Early on, he resisted the “rebel” label and told me he regretted what he had gotten himself into. He was in disbelief that some Chinese were pinning their hopes for democracy on an influencer like him. Having paid the price of dissent, he understood why so few people dared to speak out.
But as time went on, Mr. Li seemed increasingly comfortable living in his role as an activist. He still doesn’t want his picture taken, and he investigates every room he enters. But the man who once hid inside his apartment now moves confidently through airports and attends conferences and visits embassies. He briefs diplomats on what is going on in China and Beijing’s methods of transnational repression.

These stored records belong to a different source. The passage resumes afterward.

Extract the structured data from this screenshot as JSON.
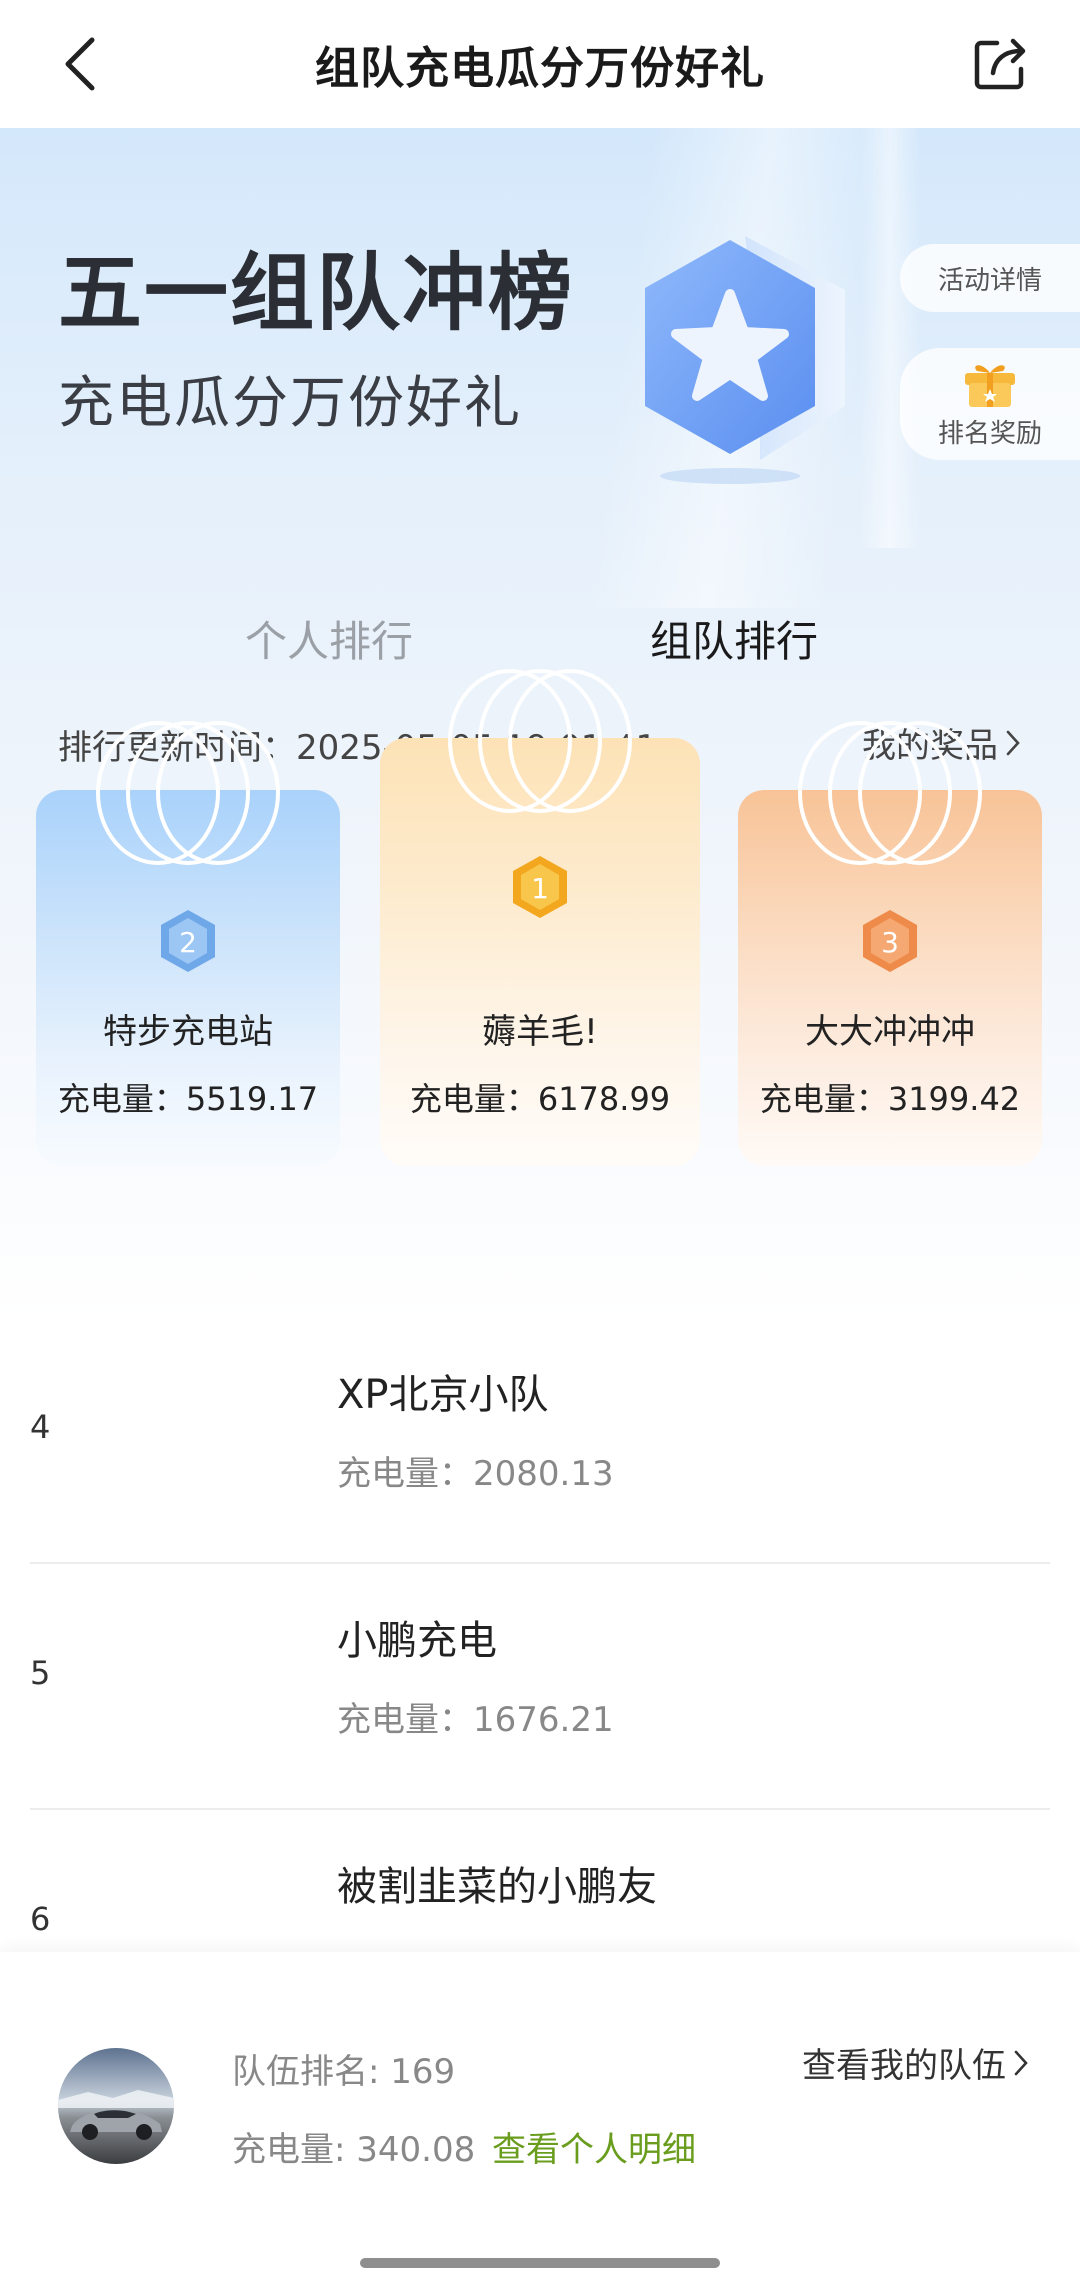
{
  "header": {
    "title": "组队充电瓜分万份好礼",
    "back_icon": "back-arrow-icon",
    "share_icon": "share-icon"
  },
  "hero": {
    "title": "五一组队冲榜",
    "subtitle": "充电瓜分万份好礼",
    "detail_label": "活动详情",
    "reward_label": "排名奖励"
  },
  "tabs": {
    "personal": "个人排行",
    "team": "组队排行",
    "active": "team"
  },
  "update_time": "排行更新时间：2025-05-05 19:01:41",
  "my_prize": "我的奖品",
  "podium": {
    "first": {
      "rank": "1",
      "name": "薅羊毛!",
      "charge": "充电量：6178.99"
    },
    "second": {
      "rank": "2",
      "name": "特步充电站",
      "charge": "充电量：5519.17"
    },
    "third": {
      "rank": "3",
      "name": "大大冲冲冲",
      "charge": "充电量：3199.42"
    }
  },
  "list": [
    {
      "rank": "4",
      "name": "XP北京小队",
      "charge": "充电量：2080.13"
    },
    {
      "rank": "5",
      "name": "小鹏充电",
      "charge": "充电量：1676.21"
    },
    {
      "rank": "6",
      "name": "被割韭菜的小鹏友",
      "charge": ""
    }
  ],
  "footer": {
    "team_rank": "队伍排名: 169",
    "charge": "充电量: 340.08",
    "personal_detail": "查看个人明细",
    "view_team": "查看我的队伍"
  },
  "colors": {
    "accent_green": "#6a9d1e",
    "hero_blue": "#d4e8fb",
    "gold": "#f7b733",
    "silver_blue": "#6ea8e8",
    "bronze": "#ee8a4a"
  }
}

He oversees staff and volunteers who help gather news and manage his X account, as well as publish a new weekly newsletter in English. In February 2025, Mr. Li’s team crowdsourced a study on long school hours in China, drawing thousands of submissions from students and parents. Some schools adjusted their schedules after the results circulated widely online. (His work is supported by private donors.)
In December I asked if he considered himself a revolutionary. He hesitated.
The word, he said, is associated with violence and bloodshed — things he abhors.
But Mr Li said he now saw his work as part of a non-violent struggle against Communist Party rule.
“For a long time I was the one being hunted by them,” he told me, referring to the Chinese government. “But now I’ve turned the tables – I’m the one chasing them around the world and pushing back against them.”
In April we met in Tokyo. Mr. Li likes the city for its Chinese diaspora, which in recent years has attracted a growing number of journalists, activists and intellectuals.
He also likes the proximity to China – as close, perhaps, as an exiled dissident can get.
In May, during President Trump’s state visit to China, Mr. Li’s comments came up short on Chinese social media. Mr. Li’s account had posted a photo showing Mr. Musk walked with his young son, who was wearing a Chinese-style vest. Mr. Musk, a member of the US delegation, responded to the post in Chinese: “My son is learning Mandarin.”
The exchange quickly became one of the most discussed topics on Chinese social media. A state media created a hashtag #ElonMusksaidhissonislearningChinese on the Weibo platform. Some comments slyly asked, “So, who did he answer to?” After a few hours, the hashtag was deleted.
Shortly after, Mr. Li an image generated by artificial intelligence showing Mr. Musk and Mr. Xi sitting together at a state dinner. Mr. Musk held up a phone to the Chinese leader.
On the screen was Mr. Li’s mischievous cat avatar.